My mom gathered some roots in summer fields, dried them, and we ate them in the winter. Usually she soaked the herring in water and cooked the soup which I hated because of the permanent herring taste. I went to the kindergarten where I was given a slice of bread and a glass of milk daily. In the village we were robbed. My father’s 6,000 rubles were stolen, although we couldn’t buy anything as there was nothing to buy. My father wanted to work and got the job of a head of a club without salary. On the wall of the assembly hall he painted a huge picture of Lenin with a girl in his arms. It pleased greatly the district management and he was sent to the Guryev experience exchange conference. He left in autumn and went missing… A few months later, he came back from the hospital without his toes. It turned out, after the conference he couldn’t go back as all the roads were covered with snow and the cars stopped moving. He could get back home only on camels. A Kazakh man told him: he would go to our direction in a month and would take him on a camel, if my father gave him a kilo of tobacco. During the whole month my father was picking up cigarette butts on the streets of Guryev, taking out the half-smoked tobacco of them and folding it into a paper bag. A month later, he handed the package to the Kazakh man and, as agreed, they started moving. It was a one-humped camel. The Kazakh man was sitting in front of the camel hump and my father – behind the hump, near the tail. Snow blizzard started during the trip and strong winds overturned my father from the camel. My father called to the Kazakh man but because of the wind the man didn’t hear him, so my dad spent three days in the snowy wilderness. Then he was picked up by the military men who were by chance driving their cross-country vehicle nearby. My father was taken to the hospital where he had his frostbitten toes removed. In the village where we lived, many children died from diseases and starvation, but a few children, including me, survived. In the fall of 1944, my father received a call from Kiev; the city had already been liberated by the Red Army from the German invaders. We went back to Kiev, but our apartment was occupied. It was a woman; she was managing the buildings and her son was working at the police. When father asked to vacate the apartment, he was put into prison. My mother’s family – her parents and three sisters – was shot at Babi Yar in Kiev.

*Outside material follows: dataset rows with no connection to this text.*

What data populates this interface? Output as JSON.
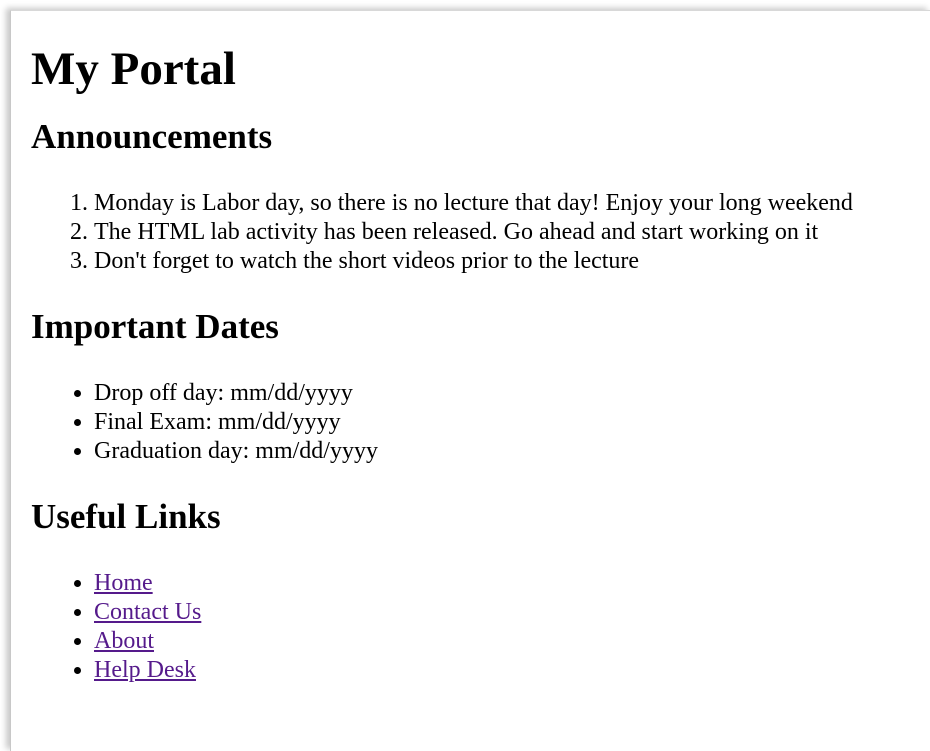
{
  "page": {
    "title": "My Portal"
  },
  "announcements": {
    "heading": "Announcements",
    "items": [
      "Monday is Labor day, so there is no lecture that day! Enjoy your long weekend",
      "The HTML lab activity has been released. Go ahead and start working on it",
      "Don't forget to watch the short videos prior to the lecture"
    ]
  },
  "important_dates": {
    "heading": "Important Dates",
    "items": [
      "Drop off day: mm/dd/yyyy",
      "Final Exam: mm/dd/yyyy",
      "Graduation day: mm/dd/yyyy"
    ]
  },
  "useful_links": {
    "heading": "Useful Links",
    "items": [
      "Home",
      "Contact Us",
      "About",
      "Help Desk"
    ]
  },
  "colors": {
    "link_visited": "#551a8b",
    "text": "#000000",
    "background": "#ffffff"
  }
}
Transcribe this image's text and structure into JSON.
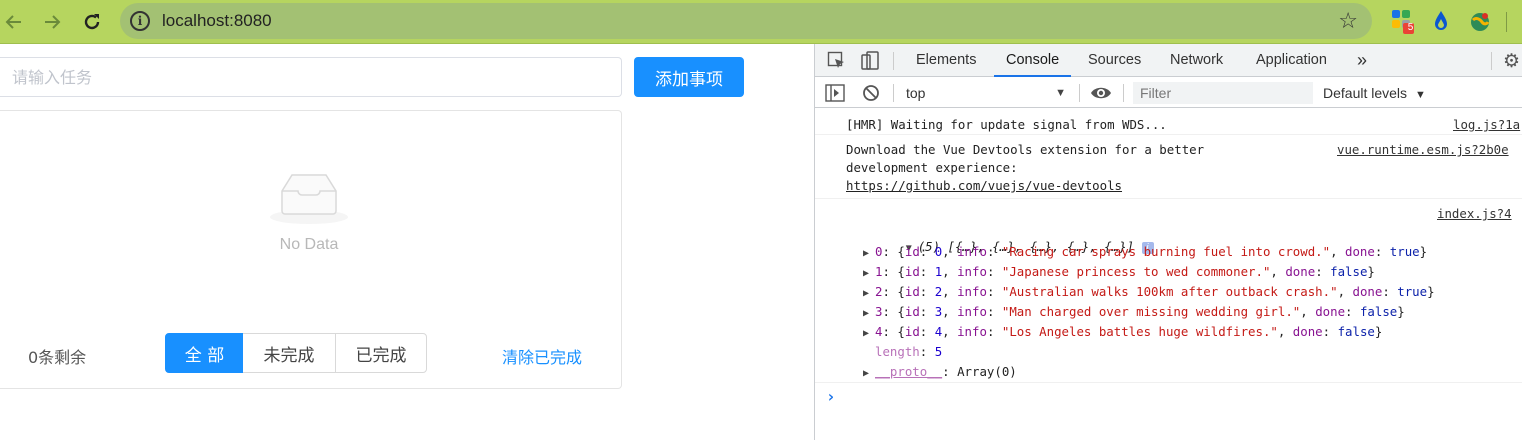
{
  "browser": {
    "url": "localhost:8080",
    "extensions_badge": "5"
  },
  "app": {
    "input_placeholder": "请输入任务",
    "add_button": "添加事项",
    "empty_text": "No Data",
    "remaining": "0条剩余",
    "filters": [
      "全 部",
      "未完成",
      "已完成"
    ],
    "active_filter": "全 部",
    "clear_completed": "清除已完成",
    "accent_color": "#1890ff"
  },
  "devtools": {
    "tabs": [
      "Elements",
      "Console",
      "Sources",
      "Network",
      "Application"
    ],
    "active_tab": "Console",
    "more_tabs": "»",
    "context": "top",
    "filter_placeholder": "Filter",
    "levels": "Default levels",
    "messages": {
      "hmr": {
        "text": "[HMR] Waiting for update signal from WDS...",
        "source": "log.js?1a"
      },
      "vue": {
        "line1": "Download the Vue Devtools extension for a better",
        "line2": "development experience:",
        "link": "https://github.com/vuejs/vue-devtools",
        "source": "vue.runtime.esm.js?2b0e"
      },
      "array": {
        "source": "index.js?4",
        "summary": "(5) [{…}, {…}, {…}, {…}, {…}]",
        "items": [
          {
            "index": "0",
            "id": "0",
            "info": "\"Racing car sprays burning fuel into crowd.\"",
            "done": "true"
          },
          {
            "index": "1",
            "id": "1",
            "info": "\"Japanese princess to wed commoner.\"",
            "done": "false"
          },
          {
            "index": "2",
            "id": "2",
            "info": "\"Australian walks 100km after outback crash.\"",
            "done": "true"
          },
          {
            "index": "3",
            "id": "3",
            "info": "\"Man charged over missing wedding girl.\"",
            "done": "false"
          },
          {
            "index": "4",
            "id": "4",
            "info": "\"Los Angeles battles huge wildfires.\"",
            "done": "false"
          }
        ],
        "length_label": "length",
        "length_value": "5",
        "proto_label": "__proto__",
        "proto_value": "Array(0)"
      }
    },
    "prompt": "›"
  }
}
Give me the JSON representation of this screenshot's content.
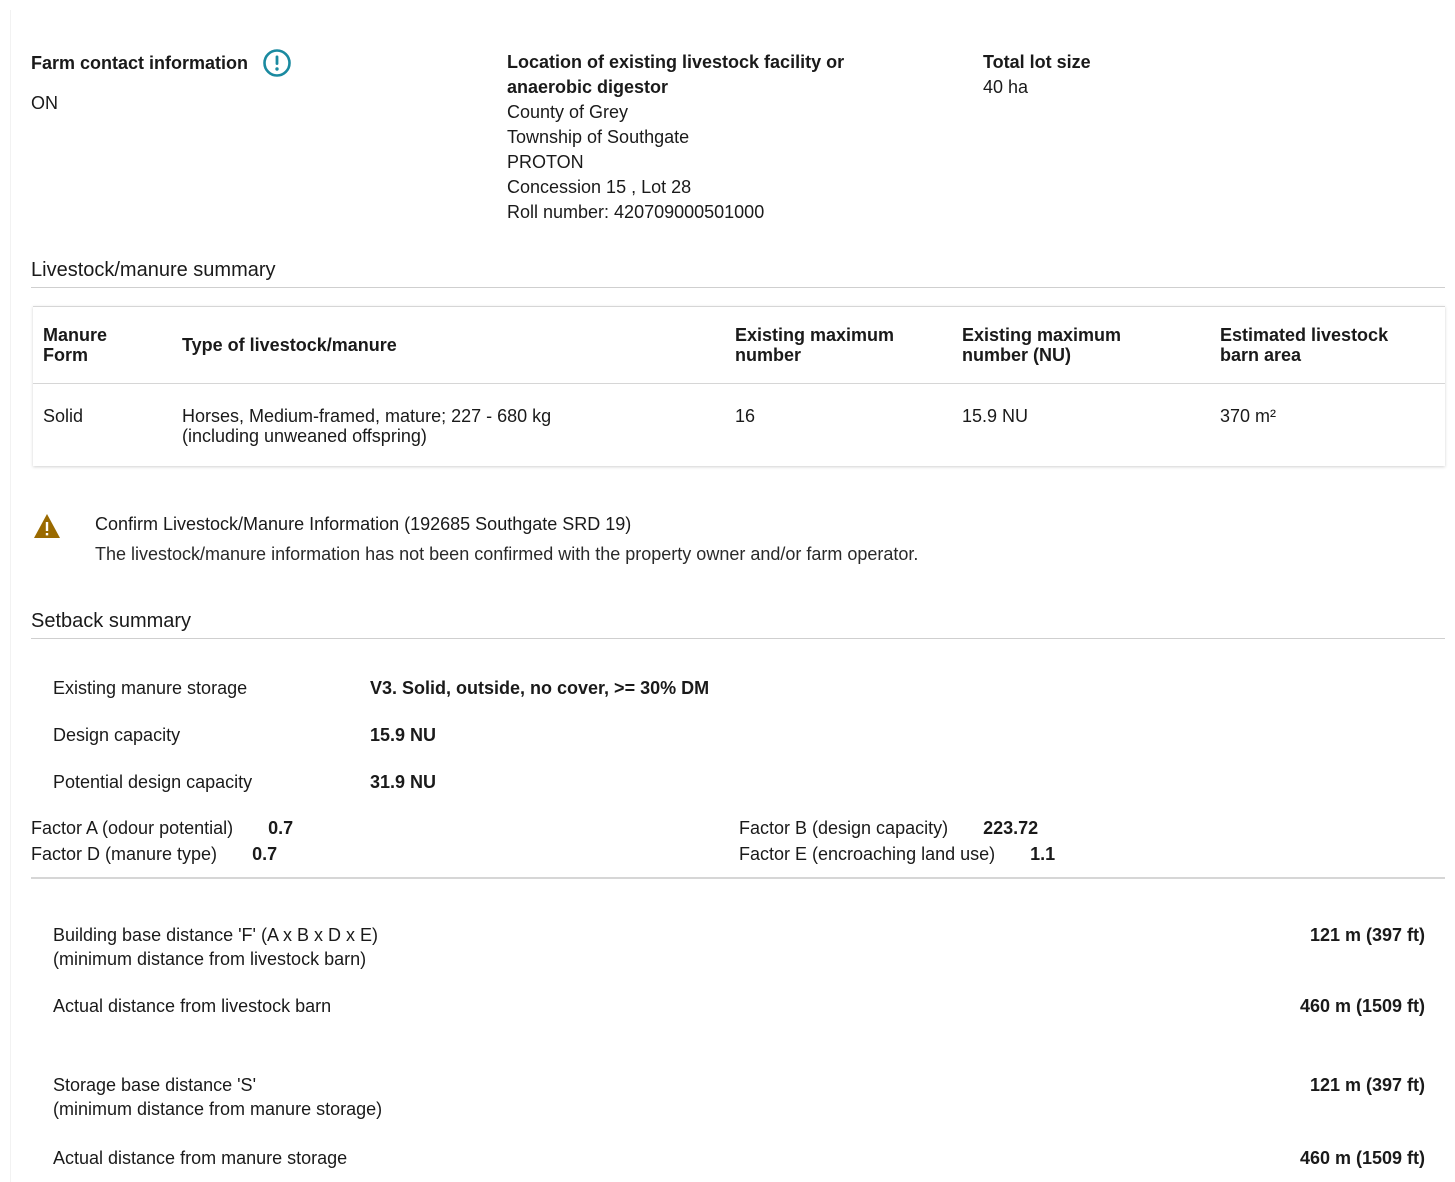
{
  "farm": {
    "contact_label": "Farm contact information",
    "contact_value": "ON",
    "alert_icon": "alert-circle-icon",
    "alert_color": "#1a8aa0"
  },
  "location": {
    "label_line1": "Location of existing livestock facility or",
    "label_line2": "anaerobic digestor",
    "county": "County of Grey",
    "township": "Township of Southgate",
    "community": "PROTON",
    "concession_lot": "Concession 15 , Lot 28",
    "roll_number": "Roll number: 420709000501000"
  },
  "lot": {
    "label": "Total lot size",
    "value": "40 ha"
  },
  "livestock_summary": {
    "title": "Livestock/manure summary",
    "headers": [
      [
        "Manure",
        "Form"
      ],
      [
        "Type of livestock/manure"
      ],
      [
        "Existing maximum",
        "number"
      ],
      [
        "Existing maximum",
        "number (NU)"
      ],
      [
        "Estimated livestock",
        "barn area"
      ]
    ],
    "rows": [
      {
        "form": "Solid",
        "type_line1": "Horses, Medium-framed, mature; 227 - 680 kg",
        "type_line2": "(including unweaned offspring)",
        "max_number": "16",
        "max_nu": "15.9 NU",
        "barn_area": "370 m²"
      }
    ]
  },
  "warning": {
    "icon": "warning-triangle-icon",
    "icon_color": "#9a6a00",
    "title": "Confirm Livestock/Manure Information (192685 Southgate SRD 19)",
    "text": "The livestock/manure information has not been confirmed with the property owner and/or farm operator."
  },
  "setback": {
    "title": "Setback summary",
    "existing_storage_label": "Existing manure storage",
    "existing_storage_value": "V3. Solid, outside, no cover, >= 30% DM",
    "design_capacity_label": "Design capacity",
    "design_capacity_value": "15.9 NU",
    "potential_capacity_label": "Potential design capacity",
    "potential_capacity_value": "31.9 NU",
    "factor_a_label": "Factor A (odour potential)",
    "factor_a_value": "0.7",
    "factor_b_label": "Factor B (design capacity)",
    "factor_b_value": "223.72",
    "factor_d_label": "Factor D (manure type)",
    "factor_d_value": "0.7",
    "factor_e_label": "Factor E (encroaching land use)",
    "factor_e_value": "1.1",
    "building_base_line1": "Building base distance 'F' (A x B x D x E)",
    "building_base_line2": "(minimum distance from livestock barn)",
    "building_base_value": "121 m (397 ft)",
    "actual_barn_label": "Actual distance from livestock barn",
    "actual_barn_value": "460 m (1509 ft)",
    "storage_base_line1": "Storage base distance 'S'",
    "storage_base_line2": "(minimum distance from manure storage)",
    "storage_base_value": "121 m (397 ft)",
    "actual_storage_label": "Actual distance from manure storage",
    "actual_storage_value": "460 m (1509 ft)"
  }
}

My mother and I were alone and lived in the street yard. One of my mother’s pre-war neighbors gave us a cot. It was cold, my mother fell ill, and I also caught a cold and was in someone else’s yard. Finally, when it was winter, the managing buildings woman pitied us and temporarily placed us in the basement of the nearby street. The “temporary” placement lasted for 11 years. In the basement there was nothing: no electricity, no gas, no water and no toilet. I went to school and did my homework under an oil lamp because the windows were below the ground level and the room was always dark. My mother used to cook food on the “primus” – a kind of small kerosene stove. At that time there was the rationing system. Products and kerosene were given according to coupons. At last, our life in the basement developed, I graduated from school and was drafted into the Soviet Army where I served for almost four years. Then I entered the Kiev Polytechnic Institute and began working at the Central Television of Ukraine. I worked there from 1959 to 1991. In March 1991 we went to Israel via Bucharest. At the age of 54 years I tried to get a job on TV. I graduated training courses for TV employees of Israel and received a diploma after their completion. Despite my rich experience in television, I wasn’t admitted. I hardly got a job as a simple worker at the salt factory. I had worked there for 12 years and retired then. In Israel I underwent a serious oncological surgery. Having worked in Ukraine for 35 years, I don’t have any pension from it.